This is a guest post for the Computer Weekly Developer Network written by Zuzanna Stamirowska, co-founder and CEO at Pathway.
Pathway bills itself as the ultimate data processing framework for the AI era.
Stamirowska writes in full as follows…
Exploring transformative use cases of Large Language Models (LLMs) has become a key priority in organisations across many industries.
However, one of the greatest challenges many developers subsequently face is moving pilot LLM applications into production. The difficulties arise with the data pipelines underpinning these models and the engineering investment that is typically needed to maintain the applications at scale. And, fixing them retrospectively is difficult.
The crux of the issue lies in how LLM models are trained. Most applications are built based on batch data uploads, which means the output of the model is only as accurate as the last batch upload. ChatGPT presents a great example of this issue – prompt the model with a particular query and chances are you’ll be presented with information that’s a little out of date.
The accuracy and quality of responses generated by LLM models are radically improved when based on fresh data and are of course fundamental to any use cases which involve status alerting. However, such updates can only be offered in-the-moment when the data is continually updated. By waiting for the next batch data upload, the opportunity to respond may have passed. For example, an LLM used to monitor changes in regulations, contracts, etc; is effectively useless without a timely data feed – being alerted of an issue or delay a few hours after the fact has limited use to an enterprise.
The further advantage of freshly updated LLMs relates to the ability to self-correct.
When trained on static data uploads, it means the LLM – unlike a human – is not in a continuous state of learning and therefore cannot iteratively ‘unlearn’ the information it has previously been taught when later found to be inaccurate, false or becomes outdated.
Ensuring valuable impact
So, where does the problem lie for businesses in moving LLM applications from pilot to fully operational production? Let’s look at this from the case where an application has been built using static data uploads. Where applications rely on up-to-date data, even if not real-time data specifically, the engineering requirements are massive. A data engineer (at least, if not a small team) will be required to manage the continuous need to process batch data uploads. This is a rare, indeed expensive, skillset to essentially tether to the task. Not to mention that there are undoubtedly more interesting and fulfilling roles that such team members could be enticed to.

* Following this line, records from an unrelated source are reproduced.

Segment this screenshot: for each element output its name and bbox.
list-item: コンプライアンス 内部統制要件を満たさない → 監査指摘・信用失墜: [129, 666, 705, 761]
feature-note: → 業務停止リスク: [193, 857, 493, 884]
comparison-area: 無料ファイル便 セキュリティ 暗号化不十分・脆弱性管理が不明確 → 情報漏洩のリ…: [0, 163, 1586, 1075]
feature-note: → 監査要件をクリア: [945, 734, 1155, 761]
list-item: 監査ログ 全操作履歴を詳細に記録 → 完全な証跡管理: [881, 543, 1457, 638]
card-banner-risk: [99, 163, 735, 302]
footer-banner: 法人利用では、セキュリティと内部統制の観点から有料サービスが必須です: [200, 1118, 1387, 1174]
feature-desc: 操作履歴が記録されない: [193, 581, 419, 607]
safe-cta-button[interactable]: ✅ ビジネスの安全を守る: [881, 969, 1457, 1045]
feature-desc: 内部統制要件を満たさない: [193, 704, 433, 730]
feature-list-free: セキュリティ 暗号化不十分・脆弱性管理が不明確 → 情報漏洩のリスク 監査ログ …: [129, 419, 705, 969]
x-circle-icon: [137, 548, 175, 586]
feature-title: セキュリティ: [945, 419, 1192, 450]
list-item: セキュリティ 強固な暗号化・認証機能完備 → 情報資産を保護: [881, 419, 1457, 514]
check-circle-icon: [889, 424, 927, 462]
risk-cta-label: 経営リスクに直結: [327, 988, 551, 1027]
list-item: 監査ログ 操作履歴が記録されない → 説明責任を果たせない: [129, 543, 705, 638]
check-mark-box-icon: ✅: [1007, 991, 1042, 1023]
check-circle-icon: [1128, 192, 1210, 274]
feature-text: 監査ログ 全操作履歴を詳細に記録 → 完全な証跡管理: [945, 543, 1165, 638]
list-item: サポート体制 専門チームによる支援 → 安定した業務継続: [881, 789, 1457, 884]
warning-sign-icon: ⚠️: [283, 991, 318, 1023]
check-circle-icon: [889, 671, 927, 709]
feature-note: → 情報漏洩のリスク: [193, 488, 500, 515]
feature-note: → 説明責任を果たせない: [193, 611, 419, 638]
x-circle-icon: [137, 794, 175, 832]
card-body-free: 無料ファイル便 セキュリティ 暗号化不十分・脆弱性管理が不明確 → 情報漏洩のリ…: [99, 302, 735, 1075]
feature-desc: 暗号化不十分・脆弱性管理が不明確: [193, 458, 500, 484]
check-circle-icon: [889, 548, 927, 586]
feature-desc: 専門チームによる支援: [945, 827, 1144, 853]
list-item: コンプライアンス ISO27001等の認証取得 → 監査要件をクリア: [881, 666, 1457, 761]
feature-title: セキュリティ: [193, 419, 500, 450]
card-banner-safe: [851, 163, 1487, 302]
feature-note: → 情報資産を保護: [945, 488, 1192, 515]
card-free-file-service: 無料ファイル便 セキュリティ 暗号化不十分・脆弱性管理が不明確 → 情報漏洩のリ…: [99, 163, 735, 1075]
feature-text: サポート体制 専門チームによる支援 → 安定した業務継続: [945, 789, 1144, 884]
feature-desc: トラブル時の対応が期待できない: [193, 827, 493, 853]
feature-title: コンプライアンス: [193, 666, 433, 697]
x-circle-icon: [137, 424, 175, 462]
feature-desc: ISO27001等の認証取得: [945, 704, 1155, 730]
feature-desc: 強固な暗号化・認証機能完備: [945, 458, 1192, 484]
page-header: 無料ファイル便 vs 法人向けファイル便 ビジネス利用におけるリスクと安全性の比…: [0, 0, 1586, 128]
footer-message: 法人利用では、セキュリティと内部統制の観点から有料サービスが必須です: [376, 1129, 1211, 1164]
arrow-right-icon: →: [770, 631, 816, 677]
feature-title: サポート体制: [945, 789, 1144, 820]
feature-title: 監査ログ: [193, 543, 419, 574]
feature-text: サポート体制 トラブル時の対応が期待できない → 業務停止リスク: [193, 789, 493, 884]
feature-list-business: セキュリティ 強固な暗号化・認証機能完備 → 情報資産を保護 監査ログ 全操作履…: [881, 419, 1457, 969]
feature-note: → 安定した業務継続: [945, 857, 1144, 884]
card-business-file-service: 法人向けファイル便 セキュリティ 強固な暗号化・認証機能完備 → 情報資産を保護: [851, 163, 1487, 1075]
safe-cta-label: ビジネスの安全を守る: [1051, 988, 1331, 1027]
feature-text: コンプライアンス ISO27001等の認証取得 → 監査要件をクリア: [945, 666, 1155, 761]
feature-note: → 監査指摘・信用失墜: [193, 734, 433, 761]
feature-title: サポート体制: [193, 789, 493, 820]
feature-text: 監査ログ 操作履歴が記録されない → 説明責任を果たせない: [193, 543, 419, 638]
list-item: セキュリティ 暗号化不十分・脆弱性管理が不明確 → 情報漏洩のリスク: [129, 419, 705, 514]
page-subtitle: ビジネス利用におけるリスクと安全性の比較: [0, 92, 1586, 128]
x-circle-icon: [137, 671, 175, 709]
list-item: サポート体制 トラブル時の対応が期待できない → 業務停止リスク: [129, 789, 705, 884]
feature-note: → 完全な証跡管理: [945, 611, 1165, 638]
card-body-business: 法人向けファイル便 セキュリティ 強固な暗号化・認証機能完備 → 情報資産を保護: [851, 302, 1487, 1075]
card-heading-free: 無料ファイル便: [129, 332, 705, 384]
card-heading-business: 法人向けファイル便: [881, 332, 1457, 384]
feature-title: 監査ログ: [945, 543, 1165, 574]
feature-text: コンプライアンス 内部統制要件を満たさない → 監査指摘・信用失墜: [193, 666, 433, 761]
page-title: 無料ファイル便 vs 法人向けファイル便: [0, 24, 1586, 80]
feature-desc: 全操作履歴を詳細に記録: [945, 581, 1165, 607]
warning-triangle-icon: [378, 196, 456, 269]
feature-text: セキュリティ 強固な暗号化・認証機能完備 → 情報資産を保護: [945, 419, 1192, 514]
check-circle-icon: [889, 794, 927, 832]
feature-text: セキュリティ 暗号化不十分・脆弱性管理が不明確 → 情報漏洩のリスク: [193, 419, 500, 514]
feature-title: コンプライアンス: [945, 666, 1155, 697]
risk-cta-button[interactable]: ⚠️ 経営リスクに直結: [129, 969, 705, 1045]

The second option is to create LLM models from the pilot stage that can be continuously updated without creating the requirement for a full-time data engineer to maintain it. The key to overcoming this challenge is building an LLM data pipeline that can combine different data workflows – batch and live connector or API-based feeds.
Combining the two essentially takes on the hard job of plumbing the data pipeline with integrated, transformed data that can be used to feed the LLM model. Yet doing so is no mean feat.
Designing the streaming document workflows that underpin real-time data integration is a complex task that needs specialist skill sets. These are typically more advanced than the broader data team, which typically leads to workstream siloes. There are other considerations too, namely in the form of data preparation and cleaning. Different pipeline stages, including efficient classification and metadata addition, are essential to ensure that data can be properly cleaned and de-duplicated. When introducing semi-structured or structured data to help with the final output, then comes the challenge of context mismatch. Creating this context alignment across different systems requires a repeatable pipeline. Monitoring this as part of LLMOps gives technical leads a reasonable indication that the quality of data being fed to the LLM is enough to generate an accurate and useful output.
Blending the data sources
So why aren’t people just combining unstructured data for LLMs with other types of data (e.g. structured and unstructured)?
These are some of the specific challenges:
- Context mismatch
Since enterprise data stores have very specific schemas and terminology that LLMs are unaware of, getting this information into the context of LLMs becomes very hard.
LLMs lean towards a holistic view and database queries often require hierarchical, compositional views. It becomes difficult to manage similarity search within a hierarchical view in terms of system design and sustaining this structure over time.
- Business data updates
In the event that a business process changes or a business event happens, pertinent data is typically kept in the enterprise data store. The LLM data pipeline needs to be supplied with this information. Currently, this is done in batches and the workflow needs to be modified to ensure that the LLM application isn’t serving up old results.
The enterprise’s biggest challenge is taking these models from the ideation and pilot stage to full production, even though the exploration of LLMs in different use cases has shown promise. To advance enterprise LLM applications to the next level and beyond, it will be essential to modify the data pipeline’s plumbing to integrate batch and streaming workflows.